Open AccessDiscovery of Selective Small-Molecule Inhibitors for the ENL YEATS Domain
Author(s) -
R. Xinyu,
Liguang Xu,
Shiqing Xu,
Brianna J. Klein,
Hongkuan Wang,
Saibal Das,
Kuai Li,
Kun Yang,
S. Qazi Sohail,
Andrew Chapman,
Tatiana G. Kutateladze,
Xiaobing Shi,
Wenshe Ray Liu,
Hong Wen
Publication year - 2021
Publication title -
journal of medicinal chemistry
Language(s) - English
Resource type - Journals
SCImago Journal Rank - 2.01
H-Index - 261
eISSN - 1520-4804
pISSN - 0022-2623
DOI - 10.1021/acs.jmedchem.1c00367
Subject(s) - bromodomain , chemistry , small molecule , acetylation , leukemia , histone , phenotypic screening , structure–activity relationship , lysine , high throughput screening , biochemistry , computational biology , cancer research , microbiology and biotechnology , in vitro , gene , phenotype , genetics , biology , amino acid
Eleven-nineteen leukemia (ENL) protein is a histone acetylation reader essential for disease maintenance in acute leukemias, in particular, the mixed-lineage leukemia ( MLL )-rearranged leukemia.

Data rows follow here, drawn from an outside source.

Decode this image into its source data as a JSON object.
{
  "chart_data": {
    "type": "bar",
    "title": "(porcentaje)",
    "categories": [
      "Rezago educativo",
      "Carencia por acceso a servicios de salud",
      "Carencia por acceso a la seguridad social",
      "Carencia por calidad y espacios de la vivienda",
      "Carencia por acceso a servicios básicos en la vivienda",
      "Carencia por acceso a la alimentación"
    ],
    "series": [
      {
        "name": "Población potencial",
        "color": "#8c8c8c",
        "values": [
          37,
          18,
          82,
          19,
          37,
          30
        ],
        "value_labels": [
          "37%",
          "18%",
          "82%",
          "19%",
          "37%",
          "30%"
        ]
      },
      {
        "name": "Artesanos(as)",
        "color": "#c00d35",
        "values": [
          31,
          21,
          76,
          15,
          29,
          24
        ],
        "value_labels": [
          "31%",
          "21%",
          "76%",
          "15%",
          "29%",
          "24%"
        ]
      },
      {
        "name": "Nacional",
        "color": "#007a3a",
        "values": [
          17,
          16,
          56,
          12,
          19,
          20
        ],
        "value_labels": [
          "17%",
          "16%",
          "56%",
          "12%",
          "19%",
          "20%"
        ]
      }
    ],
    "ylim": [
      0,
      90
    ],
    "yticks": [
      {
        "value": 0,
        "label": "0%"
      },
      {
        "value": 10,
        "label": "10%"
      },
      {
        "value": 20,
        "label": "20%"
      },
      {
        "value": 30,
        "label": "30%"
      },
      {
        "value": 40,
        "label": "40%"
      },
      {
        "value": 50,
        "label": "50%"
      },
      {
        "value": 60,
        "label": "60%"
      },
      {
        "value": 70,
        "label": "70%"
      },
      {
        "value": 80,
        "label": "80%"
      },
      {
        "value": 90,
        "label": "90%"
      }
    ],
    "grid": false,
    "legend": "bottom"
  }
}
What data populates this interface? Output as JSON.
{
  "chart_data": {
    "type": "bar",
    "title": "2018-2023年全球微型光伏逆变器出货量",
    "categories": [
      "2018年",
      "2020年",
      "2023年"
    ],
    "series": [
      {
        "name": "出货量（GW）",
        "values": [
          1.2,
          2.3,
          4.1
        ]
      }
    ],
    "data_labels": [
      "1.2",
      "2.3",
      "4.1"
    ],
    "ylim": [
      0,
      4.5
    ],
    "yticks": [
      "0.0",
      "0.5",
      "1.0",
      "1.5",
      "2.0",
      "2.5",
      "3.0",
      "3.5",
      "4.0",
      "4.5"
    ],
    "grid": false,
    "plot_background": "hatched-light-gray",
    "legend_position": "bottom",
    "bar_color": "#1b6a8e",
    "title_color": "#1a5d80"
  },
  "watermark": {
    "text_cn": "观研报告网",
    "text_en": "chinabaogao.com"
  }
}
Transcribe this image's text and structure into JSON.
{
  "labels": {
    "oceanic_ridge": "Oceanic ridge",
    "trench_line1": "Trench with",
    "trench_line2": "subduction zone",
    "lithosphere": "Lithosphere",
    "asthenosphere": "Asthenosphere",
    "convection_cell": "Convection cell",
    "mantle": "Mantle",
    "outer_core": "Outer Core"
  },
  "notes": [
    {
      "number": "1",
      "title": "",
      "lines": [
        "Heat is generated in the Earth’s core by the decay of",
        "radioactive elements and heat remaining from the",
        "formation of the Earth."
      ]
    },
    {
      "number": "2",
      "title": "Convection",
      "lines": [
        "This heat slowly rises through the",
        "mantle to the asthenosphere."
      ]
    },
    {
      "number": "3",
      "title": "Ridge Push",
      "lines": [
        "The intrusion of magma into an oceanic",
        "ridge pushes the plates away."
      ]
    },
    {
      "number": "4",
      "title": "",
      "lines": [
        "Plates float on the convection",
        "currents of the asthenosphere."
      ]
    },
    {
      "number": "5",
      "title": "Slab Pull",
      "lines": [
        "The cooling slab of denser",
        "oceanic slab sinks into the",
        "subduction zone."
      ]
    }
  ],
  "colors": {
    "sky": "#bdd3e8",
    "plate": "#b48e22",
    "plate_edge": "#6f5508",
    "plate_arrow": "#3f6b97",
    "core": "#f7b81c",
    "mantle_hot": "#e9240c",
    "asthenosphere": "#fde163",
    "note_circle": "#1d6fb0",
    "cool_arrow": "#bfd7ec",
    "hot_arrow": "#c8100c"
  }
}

In this study, we carried out high-throughput screening of a small-molecule library to identify inhibitors for the ENL YEATS domain. Structure-activity relationship studies of the hits and structure-based inhibitor design led to two compounds, 11 and 24 , with IC 50 values below 100 nM in inhibiting the ENL-acetyl-H3 interaction. Both compounds, and their precursor compound 7 , displayed strong selectivity toward the ENL YEATS domain over all other human YEATS domains. Moreover, 7 exhibited on-target inhibition of ENL in cultured cells and a synergistic effect with the bromodomain and extraterminal domain inhibitor JQ1 in killing leukemia cells. Together, we have developed selective chemical probes for the ENL YEATS domain, providing the basis for further medicinal chemistry-based optimization to advance both basic and translational research of ENL.